7 LinkedIn Mistakes That Make You Look Like An Amateur

LinkedIn mistakesDo you only ever log on to LinkedIn when a connection request comes through? Did you barely copy and paste basic resume details into your profile after signing up, then forget about it altogether?

While a great LinkedIn profile can get you noticed by recruiters and employers, having a lackluster profile can actually hurt your professional image. When someone views your page for the first time, you want them to be wowed by your skills and experience–not turned off by an incomplete or dull profile. Unfortunately, many people don’t put in the time to really make their LinkedIn profile shine. Are you making any of these common LinkedIn mistakes?

1. Not using key words in your LinkedIn profile

Your LinkedIn profile should be optimized with relevant key words in all sections.  Identify key terms that relate to your job, or to jobs you’d like to be doing, and weave them into your profile’s tagline, summary, work experience, and list of accomplishments. For example, your tagline could read: Chief Financial Officer | Bringing Expanded Profit Margins to Consumer Products Companies. Likewise, use those key words in the title and body of the experience sections and in your professional summary.

Key words woven naturally into the LinkedIn profile content will boost your profile in search results, increasing your odds of being seen by hiring managers, recruiters or clients. If you’re stuck for ideas, take a look at job postings in your industry and look for words that are most frequently used in the descriptions.

2. Not getting qualitative recommendations

LinkedIn recommendations exist as social proof, so third parties can see at a glance what a high achiever you are from all aspects of your work relationships. A few glowing references could be the tipping point that leads to an interview, so aim for at least 4-5 recommendations from your bosses, clients, staff or colleagues.

The best recommendations tell a story of transformation. A few choice adjectives will make your recommendation more compelling, but overcoming challenges and demonstrating results is the most powerful endorsement of all. Did you go above and beyond? How much did you increase traffic/sales by? How much did your cost-cutting measures shave off the bottom line? How do you develop your people to go on to better positions?

Be sure to only ask for recommendations from contacts who’ve had a positive experience working with you and will vouch for your talents first-hand. Note that you must be connected to the person you request a LinkedIn recommendation from – and consider returning the favor for them.

3. Having fewer than 100 connections

This is where social proof comes into play again. You don’t necessarily need to be rocking 500+ connections, but if you’ve got fewer than 100 connections to your name, it’s time to start making networking more of a priority.
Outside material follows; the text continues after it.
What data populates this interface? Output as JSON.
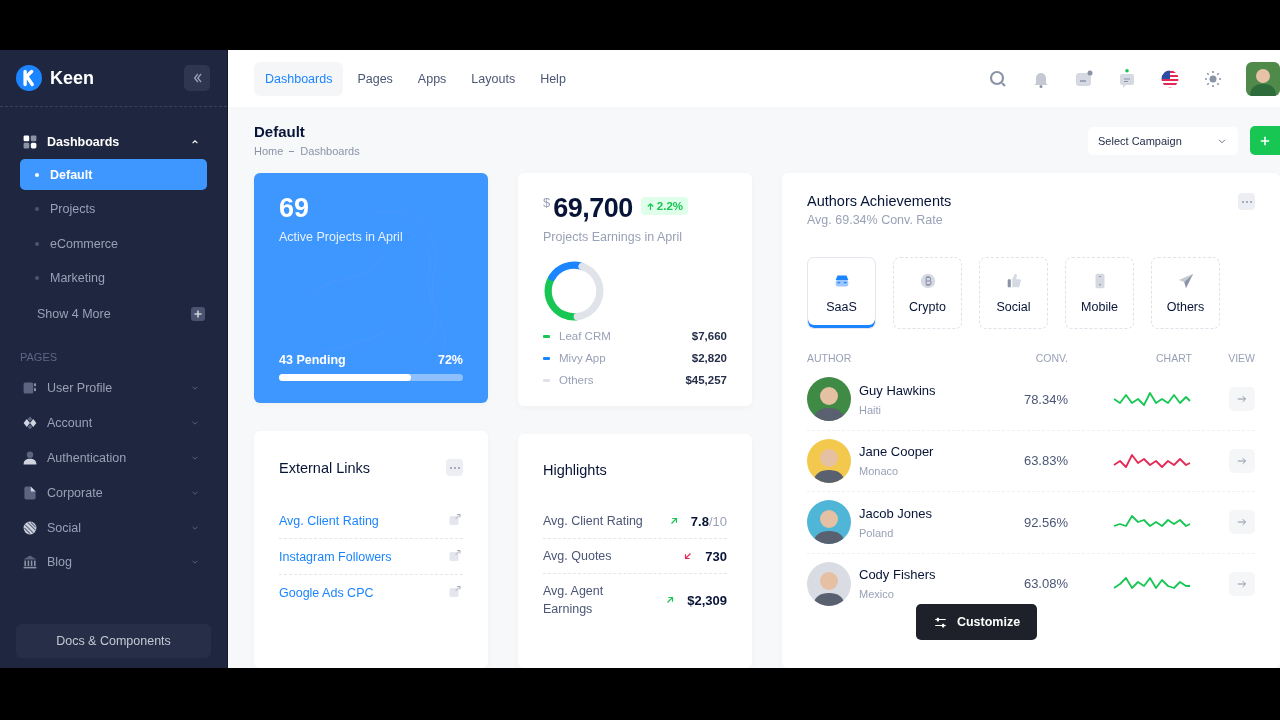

Relationship building is a crucial skill in today’s business world. Your personal network is a valuable thing, and if you come across as somebody who doesn’t know anyone in the field, that can be a red flag. The more people you connect to on LinkedIn, the more second and third degree contacts you’ll have, expanding your reach significantly.

4. Not joining LinkedIn groups

You can join up to 50 LinkedIn groups, although quality always beats quantity.

Being active in groups and contributing to discussions is a great way to show off your expertise and passion as well as further your own learning. It’s also an opportunity to build new connections and increase your reach on LinkedIn.

LinkedIn will automatically suggest groups you may be interested in joining. You can also search for groups–simply type in a keyword or two to look for some that are relevant to your industry or target market. Some groups are open, meaning anyone can join, while others require approval for new members from the moderators.

5. Not creating a custom URL

LinkedIn’s default profile links are clunky and unmemorable. Build your personal brand by editing your public profile URL and eliminating those random numbers. Try to create a URL that includes your first name and last name, if possible.

6. An unprofessional headshot (or no headshot at all)

A picture is worth a thousand words, and first impressions do count. Your LinkedIn profile picture should be a current headshot taken in work attire. A thousand-watt smile isn’t required, but you should aim to look approachable as well as professional. Casually elegant is what professionals should strive for in their photo.

People connect with faces–LinkedIn profiles with photos are up to seven times more likely to be viewed than profiles without one! Plus, if you meet someone at a networking event and follow up with a LinkedIn connection request, it will be much easier for them to remember you if they see your picture pop up.

 7. Too much information (or too little)

Your LinkedIn profile should reflect your experience and work history without being a 100% clone of your resume. Avoid overwhelming visitors with long sentences–short paragraphs and bullet points work best.  Keep in mind, this is the first document a recruiter can often see, so keep it resume-like in its achievement-based presentation while weaving in your personality.

You can add links directing people to your website, blog, portfolio, social media accounts or other online profiles for further information. LinkedIn also offers the option to upload or embed examples of your work to your profile page, such as slideshows, published writing or design projects, which you should take advantage of.